Por que não a beijei?
Olhou-me no fundo dos olhos e procurou por alguma reciprocidade. Não sei o que estava rolando, ou fingi não saber. Na verdade não sabia.
Escondeu minhas chaves colocando suas mãos para trás, tentei tomar a força, claro que com o Maximo de delicadeza possível. Era de se prever. De frente um para o outro, em um estado hipnótico que vai de cinco a dez segundos de uma paralisia física que mais parecia permanente do que momentânea.
Tentei pensar em algo, depois tentei não pensar em nada. Completamente desnorteado; recuei.
Não foi a primeira vez que meus instintos me deixam com remorso. Há um bom tempo atrás deixei escapar, de maneira parecida, um beijo. Claro que me arrependi, e dessa vez foi pior. De algum jeito foi pior. Não sou nenhum um pouco romântico, entretanto o romantismo me apronta constantemente travessuras que costumam me deixar sem jeito e mais do que isso, me deixam sem dormir.
O que poderia acontecer depois do beijo?
Estúpido. Agora não adianta.
Da primeira vez eu era um garoto e não tinha parado para martirizar-me. Entretanto quando tudo ocorreu pela segunda logo me ocorreu o passado. Para que não haja duvidas, as garotas eram diferentes, contudo ambas são bonitas e cobiçadas e, óbvio que por mim também.
A menina de que me recordo estava no auge dos seus treze anos, a mesma idade em que eu estava na época. Ela não tinha namorado, e eu nunca fui realmente comprometido. Era véspera de natal. Eu estava na casa de minha avó por parte de mãe, toda a família estava presente, inclusive a dela que morava em frente e tinha uma proximidade afetiva muito grande com uma de minhas tias.
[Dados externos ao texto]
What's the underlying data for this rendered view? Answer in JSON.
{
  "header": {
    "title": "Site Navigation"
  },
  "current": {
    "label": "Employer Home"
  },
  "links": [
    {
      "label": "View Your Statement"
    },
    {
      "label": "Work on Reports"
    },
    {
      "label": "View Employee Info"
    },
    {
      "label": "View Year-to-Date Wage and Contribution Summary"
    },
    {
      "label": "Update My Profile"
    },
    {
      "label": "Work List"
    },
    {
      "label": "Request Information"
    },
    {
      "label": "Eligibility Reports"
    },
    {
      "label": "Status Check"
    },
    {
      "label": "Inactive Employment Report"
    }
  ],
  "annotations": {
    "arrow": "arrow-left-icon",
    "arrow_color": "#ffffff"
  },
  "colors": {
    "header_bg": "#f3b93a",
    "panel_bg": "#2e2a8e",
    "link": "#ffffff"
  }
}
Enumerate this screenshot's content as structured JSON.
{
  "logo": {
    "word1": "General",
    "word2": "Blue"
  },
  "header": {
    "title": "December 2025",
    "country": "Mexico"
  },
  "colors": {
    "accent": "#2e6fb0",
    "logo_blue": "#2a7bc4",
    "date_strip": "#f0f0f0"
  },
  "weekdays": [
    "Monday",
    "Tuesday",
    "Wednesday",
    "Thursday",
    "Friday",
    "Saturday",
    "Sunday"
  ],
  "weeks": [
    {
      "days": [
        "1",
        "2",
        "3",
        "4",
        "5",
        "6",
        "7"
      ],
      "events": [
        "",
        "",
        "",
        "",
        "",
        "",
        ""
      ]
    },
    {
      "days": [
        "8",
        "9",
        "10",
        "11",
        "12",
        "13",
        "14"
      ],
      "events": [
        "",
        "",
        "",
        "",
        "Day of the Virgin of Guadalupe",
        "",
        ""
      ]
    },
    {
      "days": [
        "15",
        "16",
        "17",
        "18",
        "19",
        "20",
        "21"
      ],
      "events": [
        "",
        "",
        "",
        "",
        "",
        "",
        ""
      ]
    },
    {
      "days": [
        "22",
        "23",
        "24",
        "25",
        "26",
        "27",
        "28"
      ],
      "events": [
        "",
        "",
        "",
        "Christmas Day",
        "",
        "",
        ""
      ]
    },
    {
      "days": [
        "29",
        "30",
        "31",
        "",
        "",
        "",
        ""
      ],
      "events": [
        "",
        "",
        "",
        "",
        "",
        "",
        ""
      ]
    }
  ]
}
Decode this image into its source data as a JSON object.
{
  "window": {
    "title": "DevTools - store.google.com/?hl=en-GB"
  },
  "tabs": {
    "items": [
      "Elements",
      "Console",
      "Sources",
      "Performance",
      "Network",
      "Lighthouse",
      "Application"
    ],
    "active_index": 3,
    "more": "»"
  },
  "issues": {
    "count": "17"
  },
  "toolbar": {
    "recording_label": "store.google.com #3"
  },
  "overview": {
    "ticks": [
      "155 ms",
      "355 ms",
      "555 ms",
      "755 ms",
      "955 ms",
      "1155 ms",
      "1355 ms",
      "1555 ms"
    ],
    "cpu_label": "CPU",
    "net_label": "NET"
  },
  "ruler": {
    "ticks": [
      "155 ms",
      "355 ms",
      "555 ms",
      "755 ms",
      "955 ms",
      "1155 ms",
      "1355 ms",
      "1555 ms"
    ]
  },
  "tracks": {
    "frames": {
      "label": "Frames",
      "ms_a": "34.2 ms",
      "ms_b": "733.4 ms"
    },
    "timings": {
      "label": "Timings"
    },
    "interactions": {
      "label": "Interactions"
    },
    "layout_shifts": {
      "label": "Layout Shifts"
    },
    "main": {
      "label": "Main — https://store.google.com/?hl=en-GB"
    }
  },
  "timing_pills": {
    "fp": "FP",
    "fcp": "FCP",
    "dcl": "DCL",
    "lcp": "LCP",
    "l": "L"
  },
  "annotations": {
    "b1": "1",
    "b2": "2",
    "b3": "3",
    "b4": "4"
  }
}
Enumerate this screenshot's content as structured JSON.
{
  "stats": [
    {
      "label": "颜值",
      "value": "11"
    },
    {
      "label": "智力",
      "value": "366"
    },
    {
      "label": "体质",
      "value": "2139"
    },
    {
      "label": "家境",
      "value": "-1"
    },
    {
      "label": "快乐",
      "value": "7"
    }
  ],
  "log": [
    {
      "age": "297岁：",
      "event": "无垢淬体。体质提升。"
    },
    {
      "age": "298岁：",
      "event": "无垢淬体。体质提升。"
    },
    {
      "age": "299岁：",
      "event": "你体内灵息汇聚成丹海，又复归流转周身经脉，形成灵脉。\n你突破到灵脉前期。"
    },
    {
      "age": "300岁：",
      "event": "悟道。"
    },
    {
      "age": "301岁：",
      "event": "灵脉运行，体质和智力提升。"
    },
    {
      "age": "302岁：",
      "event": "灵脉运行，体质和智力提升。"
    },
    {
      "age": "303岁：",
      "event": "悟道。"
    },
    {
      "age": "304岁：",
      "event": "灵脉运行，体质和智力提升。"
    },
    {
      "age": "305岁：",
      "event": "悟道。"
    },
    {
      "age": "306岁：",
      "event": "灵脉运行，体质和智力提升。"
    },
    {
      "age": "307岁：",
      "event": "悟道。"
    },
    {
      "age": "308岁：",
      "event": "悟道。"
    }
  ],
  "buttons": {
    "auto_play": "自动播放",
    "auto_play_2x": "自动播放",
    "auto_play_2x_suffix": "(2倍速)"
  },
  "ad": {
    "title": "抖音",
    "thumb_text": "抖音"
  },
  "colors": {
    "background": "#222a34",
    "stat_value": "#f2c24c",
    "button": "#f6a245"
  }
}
Estávamos na sala, em certo momento ficamos sós, conversávamos qualquer coisa. A TV estava ligada, lembro-me de ter levantado e trocado de canal, quando me sentei novamente ela voltou ao canal anterior, fiz menção de tomar o controle remoto, ela me tacou uma almofada, me provocando, então como uma dose de falsa ingenuidade, fui para cima dela, pausa dramática, mão segurando mão, olho no olho, e como se tivesse sido forçado, eu a solto, abaixo a cabeça e saio da sala em direção ao nada. Naquele dia dormi tranquilamente, no outro dia acabei ficando com outra vizinha, essa era comprometida com o fanho dono da padaria da esquina.
A mulher que me fez desenterrar essas lembranças e mais uma vez ficar sem dormir, tem namorado, e, diga-se de passagem, é um relacionamento muito longo. A minha falsa ingenuidade não foi tão falsa assim, pelo contrario eu realmente não entendi o que aconteceu.
Estudamos na mesma universidade, porém em cursos diferentes. Moramos longe do campus e para chegar até ele nó utilizamos uma van particular. Durante a semana vamos em carros diferentes, mas da mesma empresa de transporte. Por conveniência aos sábados (sim, tenho aula aos sábados), vamos no mesmo veiculo.
Já nos conhecíamos a algum tempo, conversávamos sobre amenidades e nunca com intimidade, ela nunca me falou do seu namoro e eu também nunca perguntei. Num sábado desses, voltávamos para casa, nós dois somos uns dos últimos a serem deixados em casa. Nesse dia ficamos apenas em quatro, eu, ela, a mestiça e o motorista. A conversa ficou diferente, inclusive aconteceram caricias um pouco mais intensas do que o de costume. Achei estranho porque nunca havia existido tal liberdade, não dei muita bola. Dentre os três restantes na van eu era o primeiro a descer, quando cheguei em casa, me despedi de ambas. Desci do carro. Ao buscar minhas chaves para abrir o portão percebi que as deixei cair e antes que o motorista arranque. Através da janela peço a ela que veja se minha chave esta no banco em que eu estava. Antes de terminar a pergunta vejo que minhas chaves estão em suas mãos. Peço. Ela diz que não. Diz que eu deveria tomar a chave. Entrei novamente na van. Ela colocou as mãos para trás. Bem... aqueles segundos intermináveis em que olhou-me no fundo dos olhos e procurou por alguma reciprocidade. Não sei o que estava rolando, ou fingi não saber. Na verdade não sabia ou não queria saber.
Após distanciar-me de sua boca sem beijá-la já podia sentir o aperto no coração e ouvir minha consciência, aos berros me chamando de idiota.
O que poderia ter acontecido? Não sei.
Sim. Eu me arrependo.
Desde então não há uma noite, um momento de nada, em que eu não me pergunte; por que não a beijei?